We’ve lost an ally on the Social Security front, one respected on both sides of the aisle. (AP):

Word of the death of Rep. Robert T. Matsui has prompted an outpouring of praises from Washington and California political figures, all honoring a former Japanese-American prisoner during World War II who went on to serve 26 years in Congress.

Matsui died of complications from a rare disease Saturday night at Bethesda Naval Hospital outside Washington, D.C., his family said Sunday. He was 63.

He also was the third-ranking Democrat on the powerful House Ways and Means Committee, where he was his party’s point man on Social Security legislation.

U.S. Sen. Barbara Boxer called herself “shocked and despondent” over Matsui’s death, saying in a statement, “He has been part of my political life for more than 20 years, and he represented the best in politics.”

Matsui was born in 1941. The following year, his family was among the Japanese-Americans forced into internment camps during World War II. Decades later, he helped pass legislation which apologized for the internment policy and provided compensation for the survivors. In a 1988 speech to his congressional colleagues, Matsui said he was motivated by “the tears and painful remembrances of internees.”
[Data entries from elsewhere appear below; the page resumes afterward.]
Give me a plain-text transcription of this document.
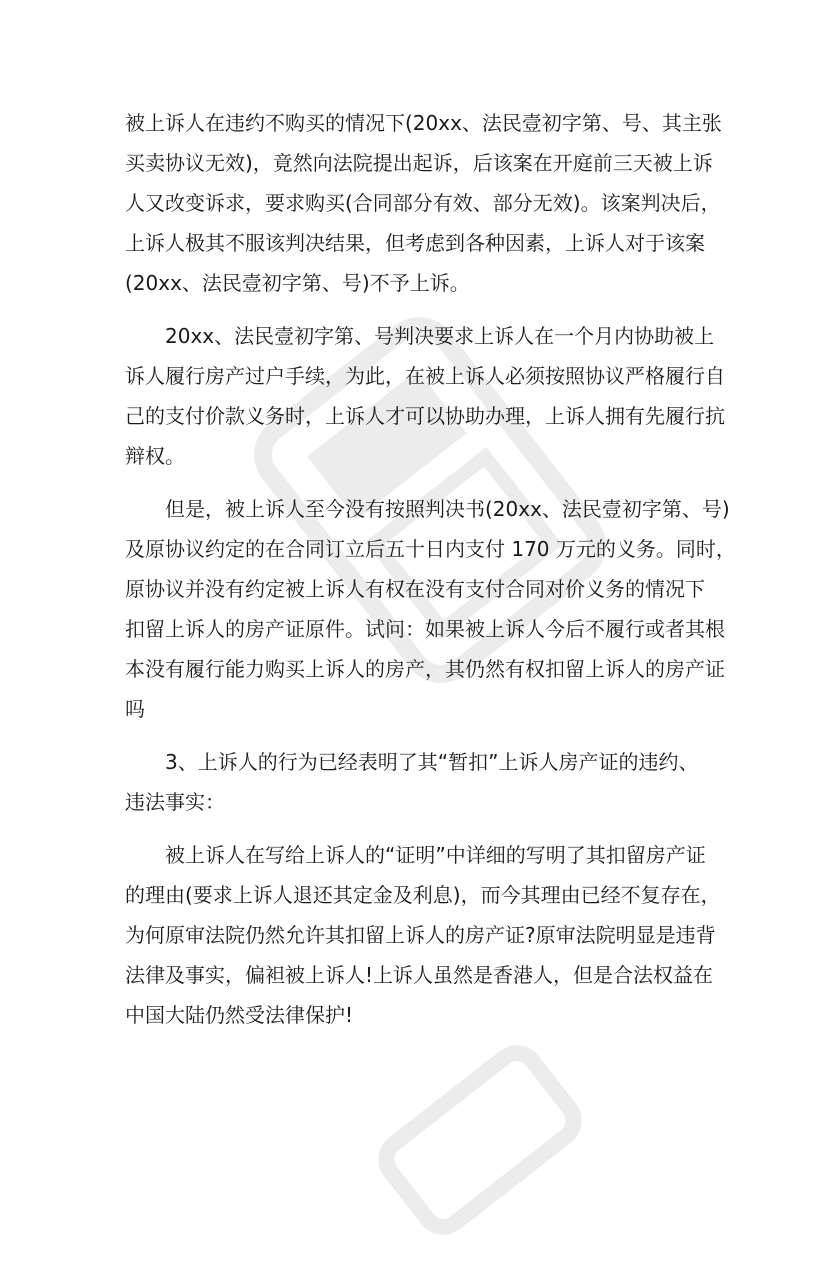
被上诉人在违约不购买的情况下(20xx、法民壹初字第、号、其主张
买卖协议无效)，竟然向法院提出起诉，后该案在开庭前三天被上诉
人又改变诉求，要求购买(合同部分有效、部分无效)。该案判决后，
上诉人极其不服该判决结果，但考虑到各种因素，上诉人对于该案
(20xx、法民壹初字第、号)不予上诉。
20xx、法民壹初字第、号判决要求上诉人在一个月内协助被上
诉人履行房产过户手续，为此，在被上诉人必须按照协议严格履行自
己的支付价款义务时，上诉人才可以协助办理，上诉人拥有先履行抗
辩权。
但是，被上诉人至今没有按照判决书(20xx、法民壹初字第、号)
及原协议约定的在合同订立后五十日内支付 170 万元的义务。同时，
原协议并没有约定被上诉人有权在没有支付合同对价义务的情况下
扣留上诉人的房产证原件。试问：如果被上诉人今后不履行或者其根
本没有履行能力购买上诉人的房产，其仍然有权扣留上诉人的房产证
吗
3、上诉人的行为已经表明了其“暂扣”上诉人房产证的违约、
违法事实：
被上诉人在写给上诉人的“证明”中详细的写明了其扣留房产证
的理由(要求上诉人退还其定金及利息)，而今其理由已经不复存在，
为何原审法院仍然允许其扣留上诉人的房产证?原审法院明显是违背
法律及事实，偏袒被上诉人!上诉人虽然是香港人，但是合法权益在
中国大陆仍然受法律保护!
U.S. Sen. Dianne Feinstein called Matsui as “a master of balanced, practical public policy” and praised his successful efforts to seek legislative redress for other Japanese-Americans who had been interned during War II.

Former President Clinton and his wife, U.S. Sen. Hillary Rodham Clinton, said in a statement, “Bob Matsui leaves behind a rich legacy of service that improved the lives of his own constituents, all Americans, and people throughout the world.”

California’s Republican governor, Arnold Schwarzenegger (news – web sites), also praised Matsui in a statement, saying, “Today, all Californians mourn the loss of this tremendous individual and man of integrity.” Schwarzenegger will call a special election for a new representative in his Sacramento-area district.

Matsui was recently re-elected with ease to his 14th term. His wife, Doris, was until 1998 a deputy director of public liaison in the Clinton White House. He is also survived by a son, Brian.